DINHEIRO – Falta empenho do governo brasileiro nessa questão?

CURADO – De jeito nenhum. Em todas as esferas do governo e também na área diplomática, temos recebido apoio das autoridades. A questão é delicada porque envolve decisão de cunho estratégico do governo chinês e não temos muito o que fazer a não ser aguardar.

DINHEIRO – O que o sr. espera do governo de Dilma Rousseff?

CURADO – Acredito na continuidade dos projetos que estão dando certo. O primeiro discurso dela após o resultado das eleições foi muito bem recebido por nós e mostra que ela tem firmeza em seus propósitos em relação a pontos como estabilidade econômica.

DINHEIRO – E quais seriam os pontos que o sr. considera que precisam ser atacados na esfera federal?

CURADO – O principal deles é a carga fiscal e a complexidade tributária do País. As regulamentações mudam a cada dia e isso é complicado. Além disso, temos de atacar questões como os gargalos na infraestrutura.

DINHEIRO – O sr. acha que a presidente Dilma saiu das urnas com cacife para resolver essas demandas?

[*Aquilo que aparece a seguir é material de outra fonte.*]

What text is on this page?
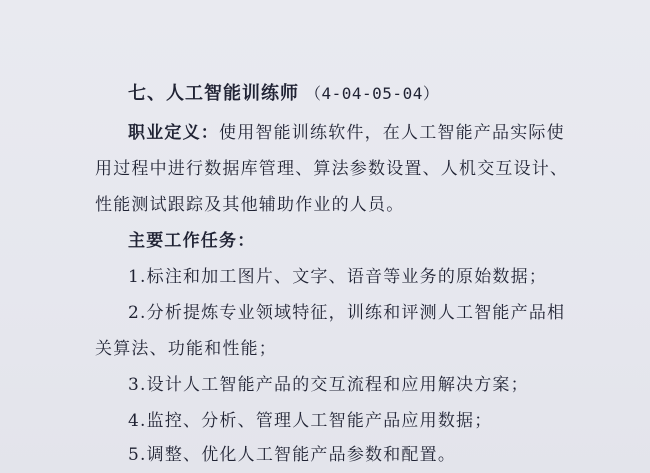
七、人工智能训练师 （4-04-05-04）
职业定义：使用智能训练软件，在人工智能产品实际使
用过程中进行数据库管理、算法参数设置、人机交互设计、
性能测试跟踪及其他辅助作业的人员。
主要工作任务：
1.标注和加工图片、文字、语音等业务的原始数据；
2.分析提炼专业领域特征，训练和评测人工智能产品相
关算法、功能和性能；
3.设计人工智能产品的交互流程和应用解决方案；
4.监控、分析、管理人工智能产品应用数据；
5.调整、优化人工智能产品参数和配置。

CURADO – Vejo a presidente Dilma como uma pessoa que terá uma posição de destaque na área administrativa e gerencial. Tenho uma expectativa positiva em relação a isso. Tem coisas, no entanto, que não dependem do Executivo, como a reforma tributária. Mas o empenho da presidente é vital para que medidas como essa saiam do papel. Estou otimista porque ela deixou isso claro, logo em seu primeiro pronunciamento.